Anyway, Lose 200 Pounds This Weekend had a good comparison of what it means to have a high standard of living versus a high standard of luxury. From the book:
A High Standard of Living Is:
- Good health
- High self-esteem
- Being debt free
- A stable family
- A satisfying marriage
A High Standard of Luxury Is:
Having all the conveniences and comforts we think will eliminate effort and strain – those gadgets and extras of all kinds they keep coming up with and we keep accumulating.
Big difference, right? Personally, I think the high standard of luxury is a trap. You will never get to the finish line and you will never appreciate what you have because the whole point is the new, the missing, the unattainable.

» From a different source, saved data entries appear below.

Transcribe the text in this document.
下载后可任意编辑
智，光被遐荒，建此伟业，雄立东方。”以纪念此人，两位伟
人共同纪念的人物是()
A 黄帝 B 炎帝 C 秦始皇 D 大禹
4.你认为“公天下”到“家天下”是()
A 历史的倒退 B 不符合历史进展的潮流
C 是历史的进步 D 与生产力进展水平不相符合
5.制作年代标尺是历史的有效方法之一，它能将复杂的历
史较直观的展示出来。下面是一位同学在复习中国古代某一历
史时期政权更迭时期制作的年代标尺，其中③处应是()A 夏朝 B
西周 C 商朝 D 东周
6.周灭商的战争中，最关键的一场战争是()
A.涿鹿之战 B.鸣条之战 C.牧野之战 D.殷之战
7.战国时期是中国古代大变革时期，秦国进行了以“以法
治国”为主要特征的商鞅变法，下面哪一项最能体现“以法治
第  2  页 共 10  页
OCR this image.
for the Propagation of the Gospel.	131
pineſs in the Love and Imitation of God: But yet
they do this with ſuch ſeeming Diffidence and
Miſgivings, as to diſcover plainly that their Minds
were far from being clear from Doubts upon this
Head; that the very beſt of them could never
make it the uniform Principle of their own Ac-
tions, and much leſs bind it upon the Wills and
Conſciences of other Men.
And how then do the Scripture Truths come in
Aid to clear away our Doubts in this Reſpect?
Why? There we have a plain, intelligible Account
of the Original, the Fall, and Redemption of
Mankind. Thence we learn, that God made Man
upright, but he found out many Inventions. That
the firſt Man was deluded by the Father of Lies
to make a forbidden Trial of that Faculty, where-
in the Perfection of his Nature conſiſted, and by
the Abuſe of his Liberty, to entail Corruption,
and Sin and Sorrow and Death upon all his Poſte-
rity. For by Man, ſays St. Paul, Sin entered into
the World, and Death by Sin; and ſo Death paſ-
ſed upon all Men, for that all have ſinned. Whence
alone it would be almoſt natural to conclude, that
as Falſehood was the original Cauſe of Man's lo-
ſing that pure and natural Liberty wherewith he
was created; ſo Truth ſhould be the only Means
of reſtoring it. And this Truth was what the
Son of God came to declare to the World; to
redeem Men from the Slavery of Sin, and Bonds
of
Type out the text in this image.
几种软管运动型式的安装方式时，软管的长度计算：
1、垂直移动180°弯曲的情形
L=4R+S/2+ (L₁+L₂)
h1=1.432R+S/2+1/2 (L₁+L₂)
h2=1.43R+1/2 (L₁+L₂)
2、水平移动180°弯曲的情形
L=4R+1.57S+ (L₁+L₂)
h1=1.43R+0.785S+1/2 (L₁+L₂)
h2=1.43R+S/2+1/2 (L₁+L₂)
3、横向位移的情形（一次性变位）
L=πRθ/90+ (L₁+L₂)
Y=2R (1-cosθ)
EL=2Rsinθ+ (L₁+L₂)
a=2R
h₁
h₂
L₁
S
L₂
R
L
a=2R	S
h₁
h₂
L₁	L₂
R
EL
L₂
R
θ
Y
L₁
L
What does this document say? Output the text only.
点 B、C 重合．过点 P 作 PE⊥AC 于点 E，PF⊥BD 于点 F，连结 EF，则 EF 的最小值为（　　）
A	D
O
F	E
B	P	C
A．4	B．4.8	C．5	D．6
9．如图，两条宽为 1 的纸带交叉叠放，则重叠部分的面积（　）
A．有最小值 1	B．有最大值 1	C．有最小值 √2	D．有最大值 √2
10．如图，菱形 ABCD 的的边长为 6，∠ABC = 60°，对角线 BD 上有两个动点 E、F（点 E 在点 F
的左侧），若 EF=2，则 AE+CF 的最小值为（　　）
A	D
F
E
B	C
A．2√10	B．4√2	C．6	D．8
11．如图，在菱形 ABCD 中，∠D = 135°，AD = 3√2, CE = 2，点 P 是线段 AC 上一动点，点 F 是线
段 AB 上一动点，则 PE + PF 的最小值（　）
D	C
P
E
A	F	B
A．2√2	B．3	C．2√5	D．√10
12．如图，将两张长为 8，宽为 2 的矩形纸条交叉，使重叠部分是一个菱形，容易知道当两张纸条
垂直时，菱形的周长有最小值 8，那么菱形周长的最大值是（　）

Yet that high standard of living can be had for a steal! All it takes is commitment to focusing on the things that really matter and bring high levels of return. Usually those things take time, effort, and intention, not money. They are things that will continue to pay you back for years to come and won’t lose their shine, their trendiness, or their cache a year after they have been purchased.
Lose 200 Pounds This Weekend is 16 years old and talks about concepts that have now been defined by neuroscience and psychology and can be found in many modern popular science books and articles. Clearly, before science took interest in habits, spending, and happiness these topics were still important and the behaviors were the same. So if you want to read how an insightful guy described things that today would be labeled “hedonic treadmill” or “choice architecture”, give this simple and down to earth book a few hours of your time and prepare to be inspired!